Mihrimah'ın Anlatımından 🌼
Eve girmiştim. Işıklar kapalıydı, neredeler acaba.
Murat ve Merve: Sürpriiiiz.
Gülmeye başlamıştım. Evde dayımlar, teyzemler amcamlar da vardı. Ve bir kaç komşu daha. Pastayı üfledim ve aklıma Barçın geldi.
Mihrimah: Anne bir arkadaşım beni bekliyor Asel'e bırakacaktı.
Merve: E onu da çağır kızım gelsin
Mihrimah: Daha neler anne yok artık.
Annem yanımdan kapıya fırladı ve Barçın'ı da alıp geldi.
Merve: Gel evladım gel dışarda bekleme.
Yüzümü üzgün bira hale çevirerek Barçın'a baktım.

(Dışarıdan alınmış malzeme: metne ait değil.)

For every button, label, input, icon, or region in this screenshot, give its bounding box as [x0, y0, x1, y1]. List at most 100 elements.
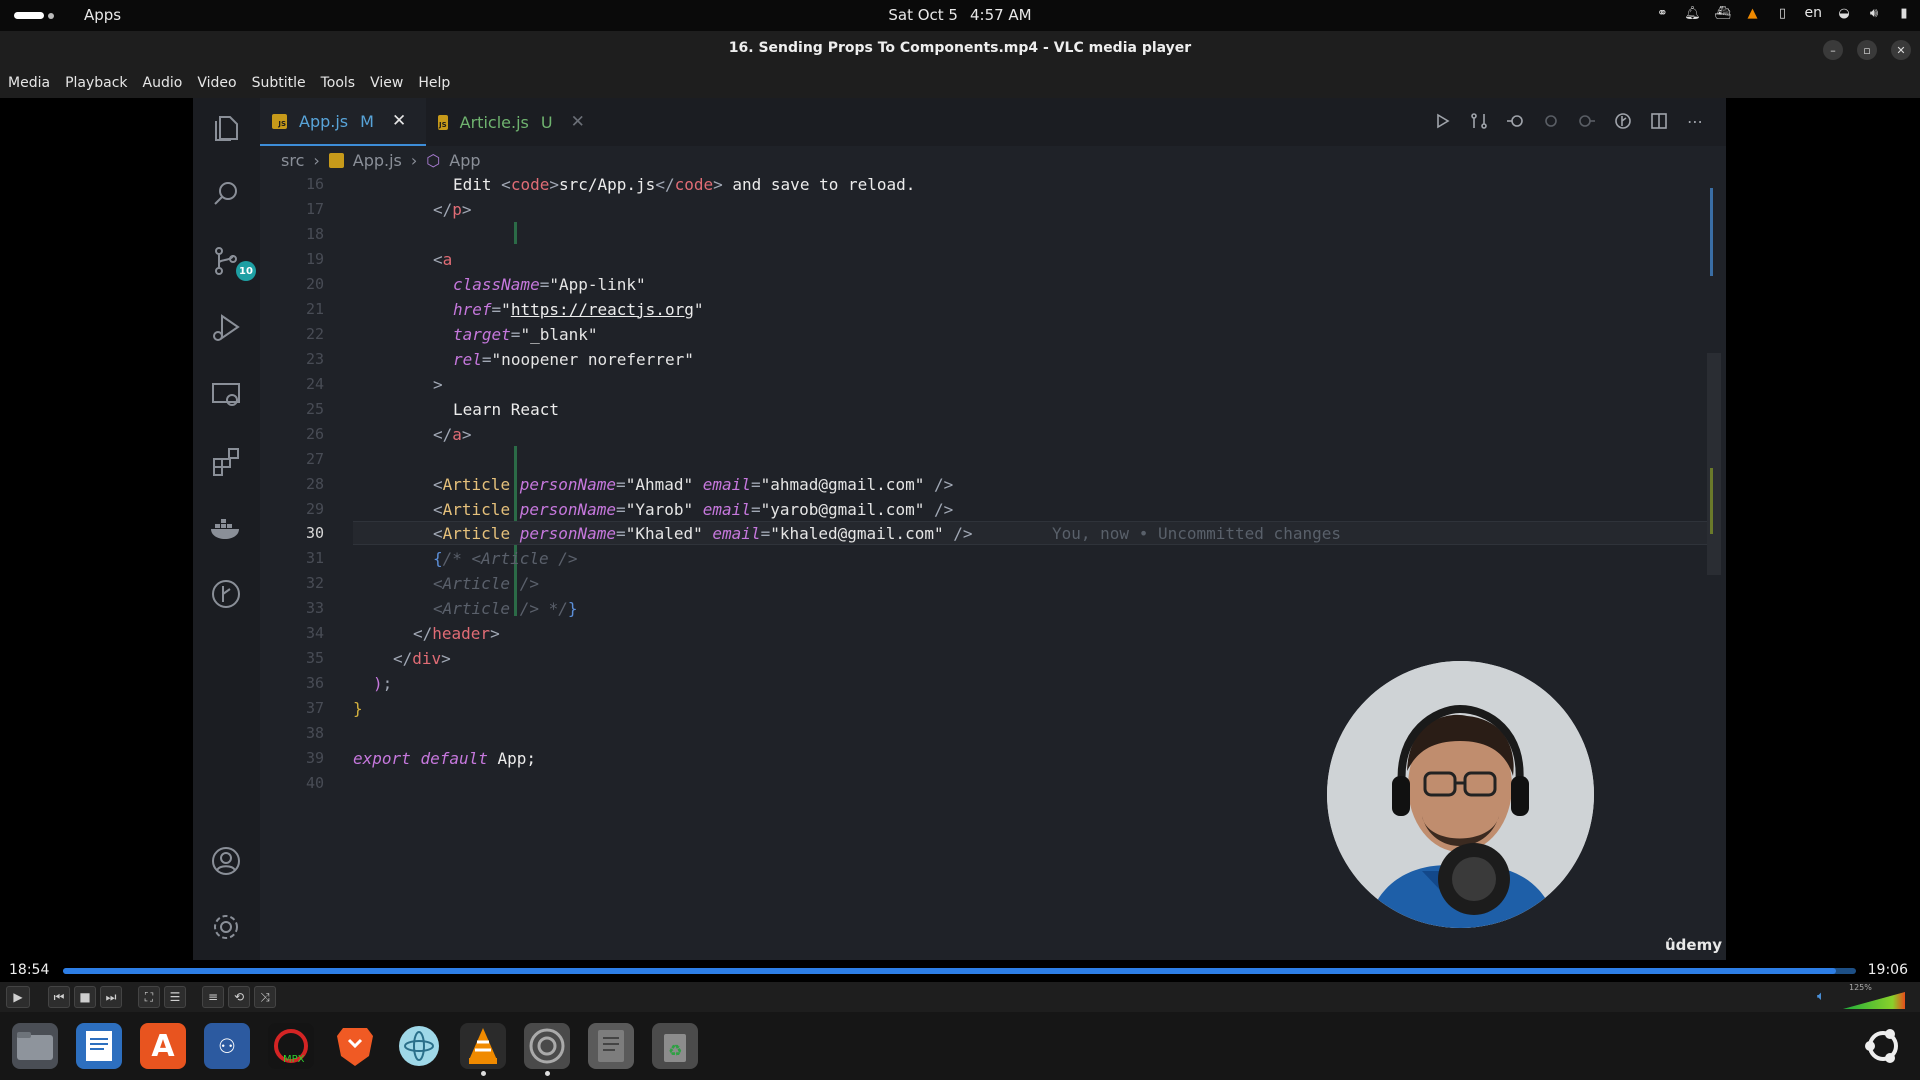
- electron-app-icon[interactable]: [396, 1023, 442, 1069]
- next-button[interactable]: ⏭: [100, 986, 122, 1008]
- battery-icon[interactable]: ▮: [1896, 5, 1912, 21]
- vpn-icon[interactable]: ⚭: [1655, 5, 1671, 21]
- menu-view[interactable]: View: [370, 75, 403, 91]
- close-tab-icon: ✕: [570, 112, 585, 132]
- loop-button[interactable]: ⟲: [228, 986, 250, 1008]
- extended-settings-button[interactable]: ☰: [164, 986, 186, 1008]
- line-number: 39: [305, 749, 324, 767]
- next-change-icon: [1576, 110, 1598, 132]
- menu-media[interactable]: Media: [8, 75, 50, 91]
- brave-browser-icon[interactable]: [332, 1023, 378, 1069]
- code-line: 31 {/* <Article />: [260, 546, 1660, 570]
- extensions-icon: [208, 443, 244, 479]
- text-editor-icon[interactable]: [588, 1023, 634, 1069]
- volume-slider[interactable]: [1843, 992, 1905, 1009]
- line-number: 25: [305, 400, 324, 418]
- menu-playback[interactable]: Playback: [65, 75, 127, 91]
- date-label: Sat Oct 5: [888, 6, 958, 24]
- files-app-icon[interactable]: [12, 1023, 58, 1069]
- line-number: 28: [305, 475, 324, 493]
- stop-button[interactable]: ■: [74, 986, 96, 1008]
- instructor-webcam: [1327, 661, 1594, 928]
- menu-audio[interactable]: Audio: [143, 75, 183, 91]
- line-number: 35: [305, 649, 324, 667]
- previous-button[interactable]: ⏮: [48, 986, 70, 1008]
- menu-tools[interactable]: Tools: [321, 75, 356, 91]
- maximize-button[interactable]: ▫: [1857, 40, 1877, 60]
- untracked-flag: U: [540, 112, 553, 132]
- editor-scrollbar: [1707, 353, 1721, 575]
- previous-change-icon: [1504, 110, 1526, 132]
- line-number: 33: [305, 599, 324, 617]
- menu-video[interactable]: Video: [197, 75, 236, 91]
- obs-app-icon[interactable]: [524, 1023, 570, 1076]
- chevron-right-icon: ›: [410, 150, 418, 170]
- shuffle-button[interactable]: ⤨: [254, 986, 276, 1008]
- scroll-change-marker: [1710, 468, 1713, 534]
- editor-tab-bar: JS App.js M ✕ JS Article.js U ✕ ⋯: [260, 98, 1726, 146]
- run-debug-icon: [208, 310, 244, 346]
- modified-flag: M: [360, 111, 374, 131]
- clipboard-icon[interactable]: ▯: [1775, 5, 1791, 21]
- line-number: 24: [305, 375, 324, 393]
- line-number: 17: [305, 200, 324, 218]
- code-line: 23 rel="noopener noreferrer": [260, 347, 1660, 371]
- notification-bell-icon[interactable]: 🔔︎: [1684, 5, 1701, 21]
- system-tray[interactable]: ⚭ 🔔︎ ⛴︎ ▲ ▯ en ◒ 🔊︎ ▮: [1655, 5, 1913, 21]
- current-line: 30 <Article personName="Khaled" email="k…: [306, 521, 1713, 545]
- breadcrumb-folder: src: [281, 150, 305, 170]
- docker-icon[interactable]: ⛴︎: [1714, 5, 1731, 21]
- code-line: 33 <Article /> */}: [260, 596, 1660, 620]
- line-number: 26: [305, 425, 324, 443]
- video-area[interactable]: 10 JS App.js M ✕ JS Article.js U ✕ ⋯ src…: [0, 98, 1920, 960]
- language-indicator[interactable]: en: [1805, 5, 1823, 21]
- play-button[interactable]: ▶: [6, 986, 30, 1008]
- code-line: 28 <Article personName="Ahmad" email="ah…: [260, 472, 1660, 496]
- line-number: 38: [305, 724, 324, 742]
- total-time: 19:06: [1867, 962, 1908, 978]
- explorer-icon: [208, 109, 244, 145]
- docker-icon: [208, 510, 244, 546]
- fullscreen-button[interactable]: ⛶: [138, 986, 160, 1008]
- code-line: 17 </p>: [260, 197, 1660, 221]
- input-method-icon[interactable]: ⚇: [204, 1023, 250, 1069]
- minimize-button[interactable]: –: [1823, 40, 1843, 60]
- line-number: 34: [305, 624, 324, 642]
- time-label: 4:57 AM: [969, 6, 1032, 24]
- app-center-icon[interactable]: A: [140, 1023, 186, 1069]
- blame-icon: [1540, 110, 1562, 132]
- volume-icon[interactable]: 🔊︎: [1866, 5, 1882, 21]
- ubuntu-apps-icon[interactable]: [1860, 1023, 1906, 1069]
- line-number: 37: [305, 699, 324, 717]
- chevron-right-icon: ›: [313, 150, 320, 170]
- line-number: 32: [305, 574, 324, 592]
- line-number: 27: [305, 450, 324, 468]
- git-blame-annotation: You, now • Uncommitted changes: [1052, 523, 1341, 543]
- playlist-button[interactable]: ≡: [202, 986, 224, 1008]
- seek-progress: [63, 968, 1837, 974]
- clock[interactable]: Sat Oct 5 4:57 AM: [0, 6, 1920, 24]
- wifi-icon[interactable]: ◒: [1836, 5, 1852, 21]
- writer-app-icon[interactable]: [76, 1023, 122, 1069]
- code-line: 18: [260, 222, 1660, 246]
- volume-percent: 125%: [1849, 983, 1872, 992]
- menu-help[interactable]: Help: [418, 75, 450, 91]
- code-line: 29 <Article personName="Yarob" email="ya…: [260, 497, 1660, 521]
- code-line: 19 <a: [260, 247, 1660, 271]
- seek-row: 18:54 19:06: [0, 960, 1920, 982]
- code-line: 16 Edit <code>src/App.js</code> and save…: [260, 172, 1660, 196]
- activity-bar: 10: [193, 98, 260, 960]
- seek-slider[interactable]: [63, 968, 1856, 974]
- trash-icon[interactable]: ♻: [652, 1023, 698, 1069]
- vlc-tray-icon[interactable]: ▲: [1745, 5, 1761, 21]
- svg-text:MPX: MPX: [283, 1054, 305, 1065]
- line-number: 22: [305, 325, 324, 343]
- menu-subtitle[interactable]: Subtitle: [252, 75, 306, 91]
- tab-label: Article.js: [459, 112, 529, 132]
- close-window-button[interactable]: ✕: [1891, 40, 1911, 60]
- more-actions-icon: ⋯: [1687, 111, 1703, 131]
- vlc-dock-icon[interactable]: [460, 1023, 506, 1076]
- code-line: 24 >: [260, 372, 1660, 396]
- mute-icon[interactable]: 🔈︎: [1817, 989, 1825, 1004]
- mpx-player-icon[interactable]: MPX: [268, 1023, 314, 1069]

O da bana gülümseyerek karşılık verdi. İçeri geçtik ve tanıştılar.
Sohbet muhabbet derken kapı çaldı.
Teyzem: Ah Berk gelmiştir Mihrimah kapıyı açsana dedi.
Kapıyı açtım ve Berk beni görünce durdu. Bir anda boynuma sarıldı.
Berk: Ahhh tatlı cadı. Kızıl şeytan seniii ne güzel olmuşsun. Büyüdün mü kız senn kaç oldunn?
Leş gibi kokuyordu. Bayaa içmişti.
Teyzem: Yine mi Berk bıktım senden.
Berk: Ne var be annee. Kafamızı yaşıyoruz.
Barçın'ın suratı değişmişti sinirliydi belli ki çünkü Berk hala bana sarılmış şekilde duruyordu. Geri çekildim ve içeri geçti.
Berk: Herkesee selaam
Merve: Ah Berk ahh
Teyzem: Biz kalksak iyi olur hadi Hamdi.
Eniştem: Evet evet kalkalım.
Berke çok sinirli bakıyordu.
Teyzem: Kusura bakmayın abla.
Merve: Olurmu öyle şey kızım.
Teyzemler kalkınca hepsi kalktı.
Mihrimah: Annelerin sultanııı
Merve: Hayırdır Mihrimah
Barçın gülmeye başladı. Anlamıştı yağ çektiğimi.
Mihrimah: Biricik annem benim.
Merve: Ne oluyor kızım de hadi
Murat: Anlasana yahu Asel mevzusu
Merve: Heeee olmaz kızım
Mihrimah: Anne yaaa
Merve: Olmaaaz uzatma
Bu sefer babama yanaştım.
Mihrimah: Babacıımmm
Murat: Bak seeenn
Mihrimah: Hadi yaa nolur
Suratını küçük çocuklar gibi yapıp dudağımı büzmüştüm.
Murat: Peki peki git hadi.
Mihrimah: Aslan babam beeee
Odama koşup üzerimi değiştirdim. Aşağı inip annemi ve babamı öptüm.
Merve: Seni deli kız yine yaptın yapacağını.
Mihrimah: Bende seni çok seviyorum annecim.
Öpücük atıp arabaya bindim.
Yola çıkmıştık nereye gittiğimiz hakkında pek bi fikrim yoktu.
Barçın: Sen ne tatlıydın öyle izin almaya çalışırken.
Mihrimah: Ya anca öyle ikna oluyorlar napayım.
Güzel bir tepeye gelmiştik. Bütün şehir ayaklarımızın altındaydı.
Barçın: O gelen kuzenin hep öyle mi?
Mihrimah: Genelde öyle ama pek samimiyetim yoktur.
Barçın: Ondan mı öyle sarıldı sana.
Mihrimah: Bende anlamadım.
Barçın: Çok işim var çook
Mihrimah: Ne gibi?
Barçın: Senin gibi, baksana bır gün içerisinde iki ayrı sinir sebebi.
Gülmeye başlamıştım.
Mihrimah: İki ayrı derken?
Barçın bana sarılmıştı.
Barçın: Gülme biliyorsun işte.
Mihrimah: Neyi?
Barçın: Ne kadar güzel olduğunu
Öyle deyince utanmıştım ve Barçın bana biraz daha yaklaşmıştı. Sessizce bakıyorduk birbirimize. Kokusu o kadar güzeldi ki. Bir ömür onun kokusunu duyabilirdim. O esnada dudaklarını dudağımda hissettim.